June 19, 2025

Kāinga Ora to cut hundreds of housing projects, sell surplus land

kāinga ora to cut hundreds of housing projects, sell surplus land
Photo source: Flickr

Kāinga Ora, New Zealand’s principal state housing agency, has announced a restructuring of its operations, which includes the suspension of hundreds of housing developments and the sale of a substantial portion of its unused land. This move is to restore the organisation’s financial stability and refocus its role within the housing sector.

The agency’s chief executive, Matt Crockett, revealed that Kāinga Ora will halt 212 housing projects that were expected to deliver approximately 3,479 homes. These developments were assessed as financially unviable or situated in locations where demand does not justify construction. This decision follows a comprehensive review of over 460 social housing initiatives, undertaken to ensure future investments provide maximum value and address the greatest housing needs.

Despite these cancellations, Kāinga Ora will proceed with 254 projects, which are anticipated to produce more than 1,800 new homes, maintaining its commitment to tackling New Zealand’s ongoing housing shortage.

A central aspect of Kāinga Ora’s reset involves shifting its focus from property development to strengthening its role as a landlord. The agency plans to stabilise its housing stock from 2026, concentrating on managing existing properties effectively rather than expanding its portfolio aggressively.

This change aligns with Housing Minister Chris Bishop’s directive for Kāinga Ora to implement a turnaround plan that guarantees long-term financial sustainability. The government has emphasised the need to balance social housing delivery with fiscal responsibility amid rising costs and economic pressures.

In addition to project suspensions, Kāinga Ora intends to sell approximately 36 hectares of vacant land, which represents about one-fifth of its undeveloped landholdings. These parcels have been identified as surplus to current and foreseeable development needs. Proceeds from these sales will be reinvested into new housing projects or used to reduce existing debt, thus improving Kāinga Ora’s financial position. The agency will retain other land assets for potential future development, maintaining flexibility to respond to evolving housing demands.

The restructuring will involve a financial write-down estimated at up to $220 million. This includes $150 to $180 million in capital already invested in projects that will no longer proceed and roughly $40 million attributed to depreciation in land value since acquisition. Crockett emphasised that the exact figure will be confirmed following the year-end audit but expressed confidence that Kāinga Ora can absorb these costs through improved operational efficiencies, stricter fiscal controls, and a reduction in staffing levels.
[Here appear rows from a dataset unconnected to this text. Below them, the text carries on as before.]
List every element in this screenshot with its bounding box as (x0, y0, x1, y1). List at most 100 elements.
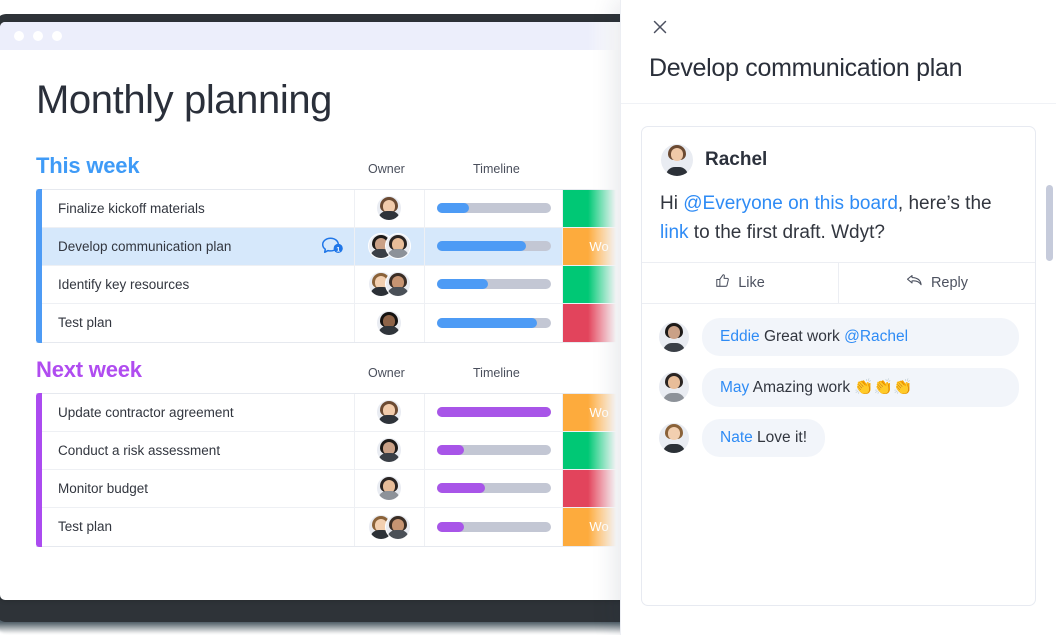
timeline-track (436, 279, 551, 290)
table-row[interactable]: Test plan Wo (36, 507, 628, 546)
cell-owner[interactable] (353, 265, 426, 303)
status-badge[interactable]: Wo (563, 227, 628, 265)
update-author-name: Rachel (705, 149, 768, 170)
avatar-face (659, 372, 689, 403)
owner-avatars (376, 309, 403, 336)
table-row[interactable]: Conduct a risk assessment (36, 431, 628, 470)
comment-text: Love it! (752, 428, 808, 446)
cell-owner[interactable] (353, 469, 426, 507)
cell-task-name[interactable]: Develop communication plan 1 (36, 228, 354, 265)
board-area: Monthly planning This week Owner Timeline F… (0, 50, 628, 547)
cell-task-name[interactable]: Test plan (36, 508, 354, 546)
status-badge[interactable]: Wo (563, 393, 628, 431)
task-label: Identify key resources (58, 276, 190, 292)
cell-timeline[interactable] (425, 507, 564, 546)
cell-timeline[interactable] (425, 393, 564, 431)
column-header-timeline: Timeline (473, 161, 520, 176)
board-group: Next week Owner Timeline Update contractor … (36, 355, 628, 547)
timeline-track (436, 317, 551, 328)
cell-timeline[interactable] (425, 265, 564, 303)
avatar-face (386, 515, 410, 539)
cell-owner[interactable] (353, 189, 426, 227)
comment-bubble[interactable]: Nate Love it! (702, 418, 826, 457)
cell-timeline[interactable] (425, 303, 564, 342)
screenshot-root: Monthly planning This week Owner Timeline F… (0, 0, 1056, 635)
window-dot-minimize[interactable] (33, 31, 43, 41)
comment-bubble-icon[interactable]: 1 (320, 236, 344, 256)
avatar-face (377, 311, 401, 335)
timeline-fill (436, 445, 465, 456)
cell-task-name[interactable]: Test plan (36, 304, 354, 342)
comment-author[interactable]: May (720, 379, 749, 396)
reply-button[interactable]: Reply (838, 262, 1035, 303)
cell-timeline[interactable] (425, 431, 564, 469)
cell-task-name[interactable]: Conduct a risk assessment (36, 432, 354, 469)
comment-bubble[interactable]: Eddie Great work @Rachel (702, 317, 1019, 356)
table-row[interactable]: Identify key resources (36, 265, 628, 304)
status-badge[interactable] (563, 469, 628, 507)
owner-avatars (367, 233, 411, 260)
cell-timeline[interactable] (425, 189, 564, 227)
status-badge[interactable]: Wo (563, 507, 628, 546)
cell-timeline[interactable] (425, 227, 564, 265)
table-row[interactable]: Monitor budget (36, 469, 628, 508)
reply-label: Reply (930, 274, 969, 291)
svg-text:1: 1 (336, 247, 340, 254)
cell-owner[interactable] (353, 507, 426, 546)
update-text-fragment: to the first draft. Wdyt? (688, 222, 885, 244)
update-card: Rachel Hi @Everyone on this board, here’… (641, 126, 1036, 606)
avatar (376, 437, 403, 464)
task-label: Finalize kickoff materials (58, 200, 205, 216)
timeline-fill (436, 483, 485, 494)
comment-text: Amazing work (749, 378, 855, 396)
timeline-fill (436, 521, 465, 532)
avatar-face (377, 400, 401, 425)
cell-owner[interactable] (353, 303, 426, 342)
cell-task-name[interactable]: Finalize kickoff materials (36, 190, 354, 227)
avatar-face (659, 322, 689, 352)
panel-scrollbar-thumb[interactable] (1046, 185, 1053, 261)
timeline-fill (436, 203, 469, 214)
task-label: Conduct a risk assessment (58, 442, 221, 458)
inline-link[interactable]: link (660, 222, 689, 243)
avatar (658, 320, 690, 353)
table-row[interactable]: Finalize kickoff materials (36, 189, 628, 228)
table-row[interactable]: Update contractor agreement Wo (36, 393, 628, 432)
timeline-track (436, 445, 551, 456)
status-badge[interactable] (563, 303, 628, 342)
like-button[interactable]: Like (642, 263, 838, 303)
group-title[interactable]: Next week (36, 357, 142, 383)
window-dot-maximize[interactable] (52, 31, 62, 41)
close-icon[interactable] (649, 16, 671, 38)
mention-link[interactable]: @Everyone on this board (683, 193, 898, 214)
status-badge[interactable] (563, 265, 628, 303)
table-body: Finalize kickoff materials Develop commun… (36, 188, 628, 343)
status-badge[interactable] (563, 189, 628, 227)
comment-author[interactable]: Nate (720, 429, 753, 446)
cell-owner[interactable] (353, 227, 426, 265)
comment-mention[interactable]: @Rachel (844, 328, 908, 345)
group-title[interactable]: This week (36, 153, 140, 179)
cell-timeline[interactable] (425, 469, 564, 507)
avatar (658, 371, 690, 404)
status-label: Wo (589, 519, 609, 535)
cell-owner[interactable] (353, 431, 426, 469)
window-dot-close[interactable] (14, 31, 24, 41)
group-table: Finalize kickoff materials Develop commun… (36, 188, 628, 343)
cell-owner[interactable] (353, 393, 426, 431)
cell-task-name[interactable]: Monitor budget (36, 470, 354, 507)
avatar (376, 195, 403, 222)
cell-task-name[interactable]: Identify key resources (36, 266, 354, 303)
update-text: Hi @Everyone on this board, here’s the l… (660, 189, 1017, 248)
column-header-owner: Owner (368, 161, 405, 176)
table-row[interactable]: Develop communication plan 1 Wo (36, 227, 628, 266)
task-label: Develop communication plan (58, 238, 232, 254)
cell-task-name[interactable]: Update contractor agreement (36, 394, 354, 431)
comment-author[interactable]: Eddie (720, 328, 760, 345)
status-badge[interactable] (563, 431, 628, 469)
update-actions: Like Reply (642, 261, 1035, 304)
table-row[interactable]: Test plan (36, 303, 628, 342)
comment-bubble[interactable]: May Amazing work 👏👏👏 (702, 367, 1019, 407)
owner-avatars (376, 475, 403, 502)
avatar (660, 143, 694, 177)
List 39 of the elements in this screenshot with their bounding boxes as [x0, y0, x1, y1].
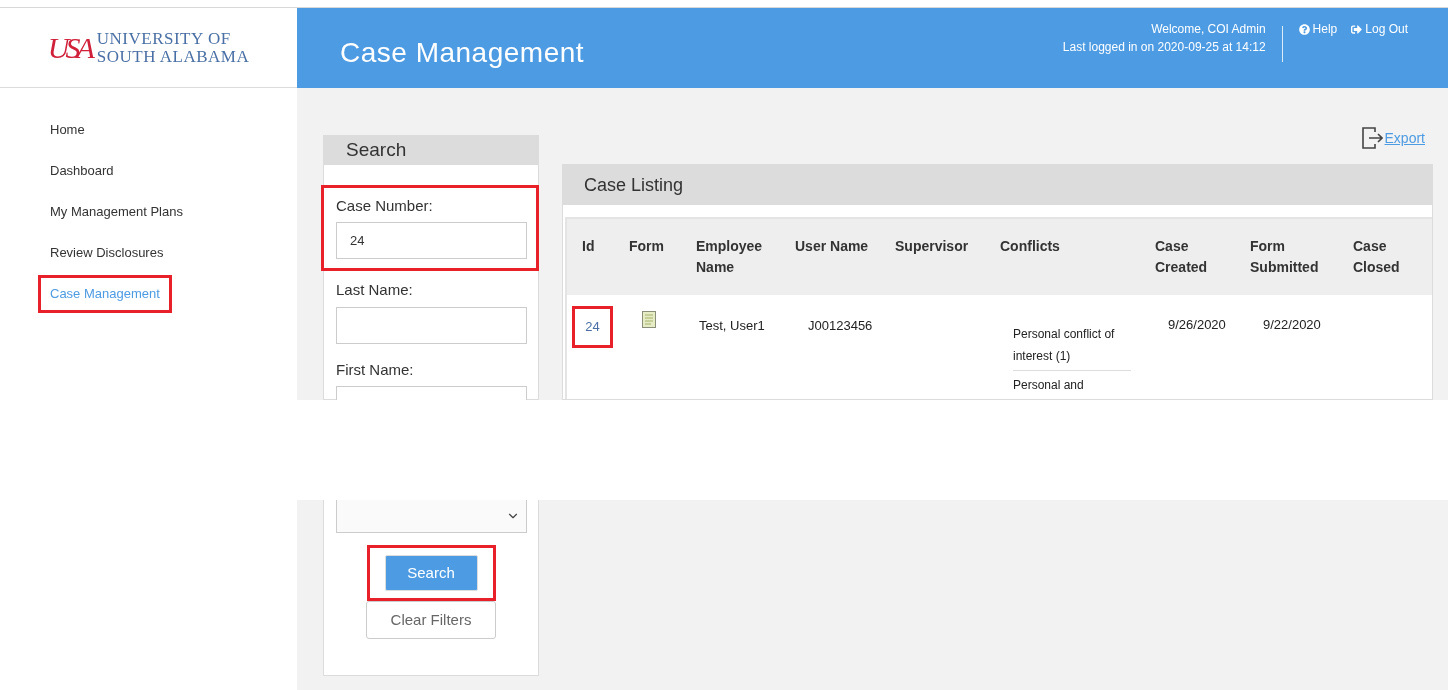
- panel-title: Search: [346, 138, 407, 162]
- sidebar-item[interactable]: Review Disclosures: [38, 234, 176, 272]
- column-header: Id: [582, 237, 595, 256]
- document-icon[interactable]: [642, 311, 656, 329]
- field-label: Last Name:: [336, 280, 414, 300]
- clear-filters-button[interactable]: Clear Filters: [366, 601, 496, 639]
- logo-mark: USA: [47, 32, 91, 63]
- sidebar-item[interactable]: Dashboard: [38, 152, 126, 190]
- sidebar-item[interactable]: My Management Plans: [38, 193, 195, 231]
- column-header: Employee Name: [696, 237, 764, 277]
- table-cell-text: 9/22/2020: [1263, 316, 1322, 334]
- help-icon: [1298, 23, 1310, 35]
- column-header: Supervisor: [895, 237, 969, 256]
- table-cell-text: Test, User1: [699, 317, 766, 335]
- sidebar-item[interactable]: Home: [38, 111, 97, 149]
- last-login-text: Last logged in on 2020-09-25 at 14:12: [1062, 39, 1266, 56]
- field-label: First Name:: [336, 359, 415, 380]
- input-field[interactable]: [336, 306, 527, 344]
- panel-title: Case Listing: [584, 173, 684, 197]
- column-header: Conflicts: [1000, 237, 1060, 256]
- column-header: Form: [629, 237, 664, 256]
- column-header: Case Created: [1155, 237, 1209, 277]
- field-label: Case Number:: [336, 195, 434, 216]
- select-field[interactable]: [335, 500, 527, 533]
- table-cell-text: 9/26/2020: [1168, 316, 1227, 334]
- page-title: Case Management: [340, 36, 585, 70]
- table-cell: Personal conflict of interest (1): [1013, 320, 1131, 371]
- input-field[interactable]: 24: [336, 222, 527, 259]
- column-header: User Name: [795, 237, 869, 256]
- table-cell-text: Personal and: [1013, 377, 1085, 394]
- logout-icon: [1351, 23, 1363, 35]
- export-icon: [1360, 126, 1383, 150]
- logo-text: SOUTH ALABAMA: [96, 47, 250, 66]
- logo-text: UNIVERSITY OF: [96, 29, 232, 48]
- table-cell-text: J00123456: [808, 317, 874, 335]
- column-header: Form Submitted: [1250, 237, 1320, 277]
- column-header: Case Closed: [1353, 237, 1401, 277]
- welcome-text: Welcome, COI Admin: [1151, 21, 1266, 38]
- case-id-link[interactable]: 24: [572, 306, 613, 348]
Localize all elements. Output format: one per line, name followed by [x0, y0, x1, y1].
Recently, the agency has implemented workforce reductions, cutting 620 positions, nearly 200 of which were vacant roles.

“We need to bite the bullet on this. There is often some short-term pain that comes with the resetting of past decisions, but it needs to be done,” Crockett stated.

The agency’s focus on financial sustainability is expected to strengthen its capacity to deliver quality housing over the long term.